サッカーの醍醐味は、他人とのやりとりだと思うんです。言葉じゃなくて、ボールと体と空間を通したコミュニケーション。フィールドのどこでどんな出会いが生じて、やりとりをすることになるのか、ピッチ上にある無限の可能性のなかで次々とプレーしていくわけですよね。独りよがりでは絶対にできない。それが僕のサッカー観の根幹にあって、小説『ファンタジスタ』ではそうしたコミュニケーションのあり方としてサッカーを描きました。ただし、最終的に目指しているサッカー小説は、単に物語の素材としてサッカーを扱ったものではなく、サッカー感触そのものの再現です。自分がサッカーを見ているときに感じる奇跡感と陶酔感、それ自体を小説として活字で再現したい。そうした奇跡は、ハプニングとしてではなく、選手の力によって、信じがたい瞬間として出現します。時空間が切り取られて、過去や未来と関係なく現在そのものが際立って存在していることへのとてつもない喜びがそこにはあるんです。僕はサッカーに、そういう奇跡を求めています。ただ、それをどう書いたらいいのか、まだわかっていない(笑)。『ファンタジスタ』は、そのような意味でのサッカー小説とは少し違います。サッカーが生む熱狂の至福と危うさを書こうとした作品です。サッカーの熱狂は非日常的なその瞬間だけの喜びとして浸るべきなのですが、そのカタルシスを日常でも求めるようになると、例えば政治のような別の熱へすり替えられてしまいかねない。サッカーファンとして、誰かがそういう「不純な」目的でサッカーを流用することには耐えられないですからね。

メンタリティがまずは必要

日本代表の未来については、オシム監督に賭けていました。

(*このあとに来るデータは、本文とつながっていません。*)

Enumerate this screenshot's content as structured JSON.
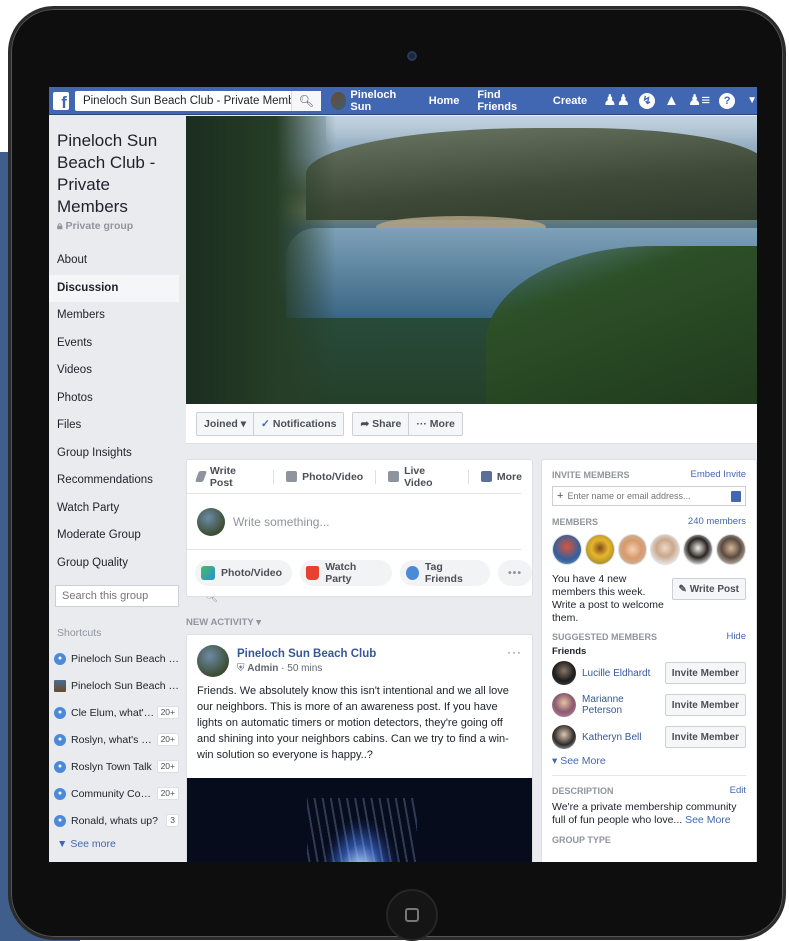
{
  "topbar": {
    "search_value": "Pineloch Sun Beach Club - Private Members",
    "user_name": "Pineloch Sun",
    "home": "Home",
    "find_friends": "Find Friends",
    "create": "Create"
  },
  "group": {
    "title": "Pineloch Sun Beach Club - Private Members",
    "privacy": "Private group"
  },
  "sidebar": {
    "items": [
      {
        "label": "About"
      },
      {
        "label": "Discussion"
      },
      {
        "label": "Members"
      },
      {
        "label": "Events"
      },
      {
        "label": "Videos"
      },
      {
        "label": "Photos"
      },
      {
        "label": "Files"
      },
      {
        "label": "Group Insights"
      },
      {
        "label": "Recommendations"
      },
      {
        "label": "Watch Party"
      },
      {
        "label": "Moderate Group"
      },
      {
        "label": "Group Quality"
      }
    ],
    "search_placeholder": "Search this group",
    "shortcuts_heading": "Shortcuts",
    "shortcuts": [
      {
        "label": "Pineloch Sun Beach Cl...",
        "badge": ""
      },
      {
        "label": "Pineloch Sun Beach Club",
        "badge": ""
      },
      {
        "label": "Cle Elum, what's up?",
        "badge": "20+"
      },
      {
        "label": "Roslyn, what's up?",
        "badge": "20+"
      },
      {
        "label": "Roslyn Town Talk",
        "badge": "20+"
      },
      {
        "label": "Community Conne...",
        "badge": "20+"
      },
      {
        "label": "Ronald, whats up?",
        "badge": "3"
      }
    ],
    "see_more": "See more"
  },
  "actions": {
    "joined": "Joined",
    "notifications": "Notifications",
    "share": "Share",
    "more": "More"
  },
  "composer": {
    "tabs": {
      "write_post": "Write Post",
      "photo_video": "Photo/Video",
      "live_video": "Live Video",
      "more": "More"
    },
    "placeholder": "Write something...",
    "pills": {
      "photo_video": "Photo/Video",
      "watch_party": "Watch Party",
      "tag_friends": "Tag Friends",
      "dots": "•••"
    }
  },
  "feed": {
    "new_activity": "NEW ACTIVITY",
    "post": {
      "author": "Pineloch Sun Beach Club",
      "role": "Admin",
      "time": "50 mins",
      "text": "Friends. We absolutely know this isn't intentional and we all love our neighbors. This is more of an awareness post. If you have lights on automatic timers or motion detectors, they're going off and shining into your neighbors cabins. Can we try to find a win-win solution so everyone is happy..?"
    }
  },
  "right": {
    "invite_heading": "INVITE MEMBERS",
    "embed_invite": "Embed Invite",
    "invite_placeholder": "Enter name or email address...",
    "members_heading": "MEMBERS",
    "members_count": "240 members",
    "new_members_text": "You have 4 new members this week. Write a post to welcome them.",
    "write_post": "Write Post",
    "suggested_heading": "SUGGESTED MEMBERS",
    "hide": "Hide",
    "friends_label": "Friends",
    "suggested": [
      {
        "name": "Lucille Eldhardt",
        "button": "Invite Member"
      },
      {
        "name": "Marianne Peterson",
        "button": "Invite Member"
      },
      {
        "name": "Katheryn Bell",
        "button": "Invite Member"
      }
    ],
    "see_more": "See More",
    "description_heading": "DESCRIPTION",
    "edit": "Edit",
    "description_text": "We're a private membership community full of fun people who love...",
    "description_see_more": "See More",
    "group_type_heading": "GROUP TYPE"
  }
}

オシムが日本のサッカーをもう一段、別次元へ引き上げてくれるだろうと。僕が見ている限りでは、うまくいっていると思っていました。今、日本人監督は僕の中ではありえない。日本人監督は戦術で勝てる人はいるとは思うのだけれど、今必要なのはメンタリティの変化なんですね。スポーツのもつ孤独と厳しさを、海外に行かずとも選手に身につけさせられるかどうかが日本サッカーの課題。それゆえにまだまだ外国人監督である必要があると思うんです。

星野智幸 プロフィール

星野智幸(ホシノトモユキ)

星野智幸プロフィール

1965年アメリカ・ロサンゼルス生れ。早稲田大学第一文学部卒業後、2年半の新聞記者勤めを経て、2年間メキシコへ留学。1997年『最後の吐息』で文藝賞、2000年『目覚めよと人魚は歌う』で三島由紀夫賞、2003年『ファンタジスタ』で野間文芸新人賞を受賞。著書に『水族』(1月刊行)『無間道(むげんどう)』『ロンリー・ハーツ・キラー』などがある。